For telecommunications companies, the House bill requires them to each implement a new caller-ID authentication technology at no cost to consumers.  Caller-ID authentication is designed to combat a practice called “spoofing” where a caller, typically from overseas, will trick a consumer using caller ID to show that they are receiving a call from known contact John Doe when really the call is from a foreign prince wanting your bank account and social security number so he can wire you the fortune you just inherited from that long lost relative abroad.  In sum, this technology helps “authenticate” whether a call is actually from who the caller ID says the call is from and to trace illegal calls. 

For businesses, there are multiple impacts.  First, the House bill requires the FCC within 6 months to issue a ruling on what is or is not an ATDS.  The House bill will also require callers to maintain records to demonstrate that the caller had consent to make the subject calls.  For businesses with contractual consent to contact the called party, the House bill may abrogate that contractual right altogether, depending on how the FCC and courts interpret the statute’s proposed revocation of consent language.  In addition, the House bill would define the term “called party” to mean the current subscriber or customary user of the phone at the time the call is made.  If a number a business is calling legitimately is reassigned to an unknown third party, this amendment, paired with the law that a caller may not call a reassigned number to find the person to whom it previously belonged, appear to make clear that the TCPA applies.  Currently, there is a stand still on this reassigned number issue because everyone is awaiting the FCC’s rulemaking.  This proposed statute would change that.

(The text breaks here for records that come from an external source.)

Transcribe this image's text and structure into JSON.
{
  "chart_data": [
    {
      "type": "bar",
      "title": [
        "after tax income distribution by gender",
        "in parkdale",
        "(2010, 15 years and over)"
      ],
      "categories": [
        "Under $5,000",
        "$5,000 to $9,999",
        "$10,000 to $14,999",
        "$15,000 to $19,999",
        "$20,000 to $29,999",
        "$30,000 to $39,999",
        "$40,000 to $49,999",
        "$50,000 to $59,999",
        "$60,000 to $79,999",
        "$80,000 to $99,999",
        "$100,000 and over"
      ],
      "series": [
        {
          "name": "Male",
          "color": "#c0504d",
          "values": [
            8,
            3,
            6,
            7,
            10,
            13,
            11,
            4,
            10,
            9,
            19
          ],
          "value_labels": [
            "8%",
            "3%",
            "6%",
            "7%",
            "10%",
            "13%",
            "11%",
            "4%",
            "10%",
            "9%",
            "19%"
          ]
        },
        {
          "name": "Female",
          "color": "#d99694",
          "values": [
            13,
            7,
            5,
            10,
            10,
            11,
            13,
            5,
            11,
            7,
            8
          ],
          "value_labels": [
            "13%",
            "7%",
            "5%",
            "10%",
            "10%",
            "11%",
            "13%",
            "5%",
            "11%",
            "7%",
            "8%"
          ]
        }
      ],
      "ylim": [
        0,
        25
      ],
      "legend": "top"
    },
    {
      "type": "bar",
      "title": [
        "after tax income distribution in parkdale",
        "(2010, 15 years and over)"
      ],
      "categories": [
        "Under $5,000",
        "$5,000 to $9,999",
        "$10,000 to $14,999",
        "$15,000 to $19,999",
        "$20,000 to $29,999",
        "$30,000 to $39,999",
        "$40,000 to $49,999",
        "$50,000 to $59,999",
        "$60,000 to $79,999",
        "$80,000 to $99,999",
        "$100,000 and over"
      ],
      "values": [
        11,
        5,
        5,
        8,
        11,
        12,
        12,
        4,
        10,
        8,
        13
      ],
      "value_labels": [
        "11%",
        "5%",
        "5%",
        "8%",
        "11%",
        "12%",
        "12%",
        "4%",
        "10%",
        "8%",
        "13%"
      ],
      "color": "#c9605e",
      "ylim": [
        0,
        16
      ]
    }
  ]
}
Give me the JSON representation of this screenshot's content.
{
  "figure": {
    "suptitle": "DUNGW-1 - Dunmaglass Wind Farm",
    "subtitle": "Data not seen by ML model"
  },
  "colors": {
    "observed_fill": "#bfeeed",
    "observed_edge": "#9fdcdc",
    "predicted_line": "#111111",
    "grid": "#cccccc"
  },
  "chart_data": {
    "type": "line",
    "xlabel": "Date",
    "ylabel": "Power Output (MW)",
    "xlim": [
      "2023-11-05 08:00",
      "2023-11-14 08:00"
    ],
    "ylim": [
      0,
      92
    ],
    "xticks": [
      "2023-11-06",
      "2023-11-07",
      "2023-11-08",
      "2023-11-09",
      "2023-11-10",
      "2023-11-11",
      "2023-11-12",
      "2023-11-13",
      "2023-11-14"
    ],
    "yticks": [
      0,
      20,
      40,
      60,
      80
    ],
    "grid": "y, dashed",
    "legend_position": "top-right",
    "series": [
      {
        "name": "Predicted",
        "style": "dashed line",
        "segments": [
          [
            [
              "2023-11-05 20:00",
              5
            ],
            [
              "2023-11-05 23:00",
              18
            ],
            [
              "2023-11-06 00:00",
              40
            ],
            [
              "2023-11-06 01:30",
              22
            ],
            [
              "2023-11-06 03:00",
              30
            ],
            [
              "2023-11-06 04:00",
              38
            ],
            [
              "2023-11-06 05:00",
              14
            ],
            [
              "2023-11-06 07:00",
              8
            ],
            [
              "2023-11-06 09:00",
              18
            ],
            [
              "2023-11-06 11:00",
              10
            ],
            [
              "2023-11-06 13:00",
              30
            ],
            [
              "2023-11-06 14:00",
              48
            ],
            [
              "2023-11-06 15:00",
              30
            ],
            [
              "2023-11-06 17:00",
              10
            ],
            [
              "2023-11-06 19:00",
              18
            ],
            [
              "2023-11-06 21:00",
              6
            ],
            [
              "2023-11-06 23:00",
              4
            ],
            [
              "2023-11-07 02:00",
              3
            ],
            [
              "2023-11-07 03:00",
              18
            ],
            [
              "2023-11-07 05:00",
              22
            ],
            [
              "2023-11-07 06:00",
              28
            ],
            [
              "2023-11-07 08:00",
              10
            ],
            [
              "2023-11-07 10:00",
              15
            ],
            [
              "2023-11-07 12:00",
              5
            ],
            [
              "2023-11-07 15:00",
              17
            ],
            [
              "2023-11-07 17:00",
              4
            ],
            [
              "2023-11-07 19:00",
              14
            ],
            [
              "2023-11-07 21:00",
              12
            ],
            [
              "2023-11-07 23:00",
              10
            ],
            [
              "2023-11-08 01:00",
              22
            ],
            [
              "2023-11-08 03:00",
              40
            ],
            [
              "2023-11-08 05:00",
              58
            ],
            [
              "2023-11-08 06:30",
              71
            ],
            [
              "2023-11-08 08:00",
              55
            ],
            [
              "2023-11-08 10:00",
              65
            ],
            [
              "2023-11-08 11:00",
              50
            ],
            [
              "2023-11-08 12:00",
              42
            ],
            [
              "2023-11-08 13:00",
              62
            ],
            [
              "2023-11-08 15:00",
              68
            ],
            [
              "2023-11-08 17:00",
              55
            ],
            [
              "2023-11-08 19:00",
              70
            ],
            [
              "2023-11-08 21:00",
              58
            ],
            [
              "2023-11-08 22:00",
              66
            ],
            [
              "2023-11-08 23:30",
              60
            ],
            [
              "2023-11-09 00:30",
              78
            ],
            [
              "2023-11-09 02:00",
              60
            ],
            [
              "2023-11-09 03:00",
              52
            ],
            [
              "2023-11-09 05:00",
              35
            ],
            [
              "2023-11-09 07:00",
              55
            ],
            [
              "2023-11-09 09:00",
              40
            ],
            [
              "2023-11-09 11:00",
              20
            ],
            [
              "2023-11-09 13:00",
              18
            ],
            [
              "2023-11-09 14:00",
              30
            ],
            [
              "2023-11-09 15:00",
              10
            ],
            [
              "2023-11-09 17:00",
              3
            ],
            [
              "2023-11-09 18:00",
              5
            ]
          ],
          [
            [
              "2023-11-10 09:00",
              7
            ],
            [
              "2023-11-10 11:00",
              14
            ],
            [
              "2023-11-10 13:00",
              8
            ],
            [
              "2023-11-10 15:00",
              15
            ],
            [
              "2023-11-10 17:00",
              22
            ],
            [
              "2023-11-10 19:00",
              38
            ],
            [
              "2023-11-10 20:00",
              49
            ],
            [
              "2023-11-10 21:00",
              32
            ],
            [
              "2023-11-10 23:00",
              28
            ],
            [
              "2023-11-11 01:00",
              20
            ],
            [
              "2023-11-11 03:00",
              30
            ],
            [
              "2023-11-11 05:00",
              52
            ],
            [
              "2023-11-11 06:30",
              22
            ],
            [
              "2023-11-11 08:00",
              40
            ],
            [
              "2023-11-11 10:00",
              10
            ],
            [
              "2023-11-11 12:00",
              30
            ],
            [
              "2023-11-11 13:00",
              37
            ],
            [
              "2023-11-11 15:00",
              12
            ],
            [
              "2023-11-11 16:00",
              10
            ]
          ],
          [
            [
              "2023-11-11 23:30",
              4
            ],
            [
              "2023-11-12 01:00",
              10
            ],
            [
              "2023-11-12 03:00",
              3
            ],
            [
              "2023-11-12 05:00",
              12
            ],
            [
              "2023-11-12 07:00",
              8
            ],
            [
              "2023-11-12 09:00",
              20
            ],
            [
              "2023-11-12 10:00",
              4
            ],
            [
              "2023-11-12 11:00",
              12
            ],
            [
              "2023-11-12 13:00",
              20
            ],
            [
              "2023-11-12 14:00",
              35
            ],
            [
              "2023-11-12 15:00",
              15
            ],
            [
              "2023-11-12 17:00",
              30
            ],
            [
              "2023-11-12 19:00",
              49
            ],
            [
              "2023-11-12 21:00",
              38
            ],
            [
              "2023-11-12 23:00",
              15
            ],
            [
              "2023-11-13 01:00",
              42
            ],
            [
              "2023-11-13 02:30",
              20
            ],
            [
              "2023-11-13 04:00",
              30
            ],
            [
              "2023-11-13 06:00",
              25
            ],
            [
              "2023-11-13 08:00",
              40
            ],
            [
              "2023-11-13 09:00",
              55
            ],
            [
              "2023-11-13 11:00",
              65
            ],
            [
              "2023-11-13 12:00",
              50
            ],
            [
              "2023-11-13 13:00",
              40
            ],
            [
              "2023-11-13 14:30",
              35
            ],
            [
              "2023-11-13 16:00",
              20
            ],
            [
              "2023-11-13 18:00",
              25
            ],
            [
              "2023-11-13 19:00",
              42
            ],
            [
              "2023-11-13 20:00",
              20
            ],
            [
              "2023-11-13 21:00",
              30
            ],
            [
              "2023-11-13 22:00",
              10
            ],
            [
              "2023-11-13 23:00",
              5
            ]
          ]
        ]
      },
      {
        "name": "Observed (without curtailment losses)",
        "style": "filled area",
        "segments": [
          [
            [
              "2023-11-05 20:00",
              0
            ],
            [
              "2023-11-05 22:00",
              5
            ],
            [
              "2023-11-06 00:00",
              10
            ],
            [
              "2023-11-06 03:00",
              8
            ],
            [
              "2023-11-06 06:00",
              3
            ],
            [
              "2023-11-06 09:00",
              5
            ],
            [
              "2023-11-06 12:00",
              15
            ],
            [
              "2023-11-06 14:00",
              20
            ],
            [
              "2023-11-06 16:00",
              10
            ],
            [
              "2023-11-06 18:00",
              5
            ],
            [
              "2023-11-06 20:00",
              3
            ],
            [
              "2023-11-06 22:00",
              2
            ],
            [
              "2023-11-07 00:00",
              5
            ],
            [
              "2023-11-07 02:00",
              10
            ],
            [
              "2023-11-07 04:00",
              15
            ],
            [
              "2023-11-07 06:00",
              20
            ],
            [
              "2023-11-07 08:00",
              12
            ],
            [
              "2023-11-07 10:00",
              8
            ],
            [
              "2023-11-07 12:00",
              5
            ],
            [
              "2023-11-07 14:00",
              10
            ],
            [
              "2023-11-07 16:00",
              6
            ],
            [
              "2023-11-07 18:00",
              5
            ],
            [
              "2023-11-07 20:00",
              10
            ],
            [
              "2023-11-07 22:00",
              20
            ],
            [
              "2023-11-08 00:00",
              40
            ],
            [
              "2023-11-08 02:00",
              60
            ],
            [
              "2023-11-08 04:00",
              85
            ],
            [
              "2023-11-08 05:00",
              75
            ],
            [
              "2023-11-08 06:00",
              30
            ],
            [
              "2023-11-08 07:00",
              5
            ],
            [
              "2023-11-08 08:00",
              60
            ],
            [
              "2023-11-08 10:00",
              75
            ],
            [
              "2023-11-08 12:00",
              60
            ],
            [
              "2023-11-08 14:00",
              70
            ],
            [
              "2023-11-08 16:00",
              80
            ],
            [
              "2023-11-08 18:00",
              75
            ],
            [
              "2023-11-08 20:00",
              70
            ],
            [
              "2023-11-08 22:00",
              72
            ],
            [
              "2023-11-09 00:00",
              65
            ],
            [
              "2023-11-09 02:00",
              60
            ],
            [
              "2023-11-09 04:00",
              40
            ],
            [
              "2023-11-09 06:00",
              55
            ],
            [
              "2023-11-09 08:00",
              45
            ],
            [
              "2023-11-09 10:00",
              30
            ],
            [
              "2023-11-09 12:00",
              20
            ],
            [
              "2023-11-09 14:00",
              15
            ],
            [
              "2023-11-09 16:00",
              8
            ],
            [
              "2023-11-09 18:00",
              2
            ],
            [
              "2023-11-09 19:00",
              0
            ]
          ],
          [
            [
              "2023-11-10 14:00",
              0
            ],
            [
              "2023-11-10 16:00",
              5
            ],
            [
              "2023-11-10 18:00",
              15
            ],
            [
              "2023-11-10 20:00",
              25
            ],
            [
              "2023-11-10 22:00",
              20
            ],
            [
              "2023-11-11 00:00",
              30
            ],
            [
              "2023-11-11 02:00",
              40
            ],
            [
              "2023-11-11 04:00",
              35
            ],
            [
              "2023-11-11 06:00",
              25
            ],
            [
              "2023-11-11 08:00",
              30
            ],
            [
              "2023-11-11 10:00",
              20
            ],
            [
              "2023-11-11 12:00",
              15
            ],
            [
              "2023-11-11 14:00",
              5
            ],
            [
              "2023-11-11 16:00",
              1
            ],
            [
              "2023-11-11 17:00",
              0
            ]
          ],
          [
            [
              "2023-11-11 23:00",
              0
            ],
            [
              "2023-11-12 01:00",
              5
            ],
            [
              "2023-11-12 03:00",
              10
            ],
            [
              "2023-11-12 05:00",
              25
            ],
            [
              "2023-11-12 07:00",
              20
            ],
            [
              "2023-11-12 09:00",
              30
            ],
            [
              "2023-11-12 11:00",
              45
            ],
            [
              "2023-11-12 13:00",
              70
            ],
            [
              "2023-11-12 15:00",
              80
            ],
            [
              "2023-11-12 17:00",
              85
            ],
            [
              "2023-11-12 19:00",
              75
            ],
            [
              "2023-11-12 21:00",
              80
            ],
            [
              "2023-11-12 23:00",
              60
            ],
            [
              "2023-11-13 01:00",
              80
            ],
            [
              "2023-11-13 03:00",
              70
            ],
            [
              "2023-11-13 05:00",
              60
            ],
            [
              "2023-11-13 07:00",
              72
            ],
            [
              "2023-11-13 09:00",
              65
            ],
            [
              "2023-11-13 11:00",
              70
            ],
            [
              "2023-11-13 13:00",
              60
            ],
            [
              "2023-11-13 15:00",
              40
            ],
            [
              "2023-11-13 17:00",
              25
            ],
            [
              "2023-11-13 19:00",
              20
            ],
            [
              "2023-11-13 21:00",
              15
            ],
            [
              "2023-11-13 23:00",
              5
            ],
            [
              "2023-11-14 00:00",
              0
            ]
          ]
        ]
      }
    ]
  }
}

Although it appears the House Stopping Bad Robocalls Act has significant traction at this time, there are some concerns that its scope is too broad.  The concern is that the House bill inadvertently targets legitimate business communications instead of just the problematic bad actors and won’t effectuate the change necessary to change the current landscape.  ACA International, an industry group and political voice for credit and collection professionals, has voiced this concern to Congress and its concerns have been noted in certain facets of the Senate’s robocalls bill.  In the Senate, a more narrow, but somewhat overlapping bill, the Telephone Robocall Abuse Criminal Enforcement and Deterrence (TRACED) Act, is now awaiting a House vote.  The TRACED Act passed the senate 97-1.  In an interview for ACA, Senate Majority Whip John Thune, R-S.D., lead sponsor of the TRACED Act stated, “If the House comes out with something that attracts more detractors and forces us to go into conference, it prolongs what should be, I think, a fairly simple and straightforward process . . . . I would like to see them pick up our bill [the TRACED Act] and pass it.” 

The TRACED Act would specifically target bad actors – illegal scammers and overseas robocallers – criminalizing illegal robocalls with penalties up to $10,000 per call.  It would also require telecommunications providers to use a new caller ID authentication technology called SHAKEN/STIR.  This technology combats “spoofing,” as described above.  The FCC’s Commissioner, Ajit Pai, however, has “demanded that carriers adopt these standards to combat malicious spoofing.”  With both sides of the Congressional aisle aimed at alignment for once, he may just get his wish. 

Though it is unclear as of the writing of this article what, if any, law or laws will be passed in the near future, one thing is certain: robocalls are squarely in the crosshairs.  The House, the Senate, the FCC, consumers, and businesses are all pushing for relief.  If and when change comes, will it be enough or will technology once again outpace lawmaking?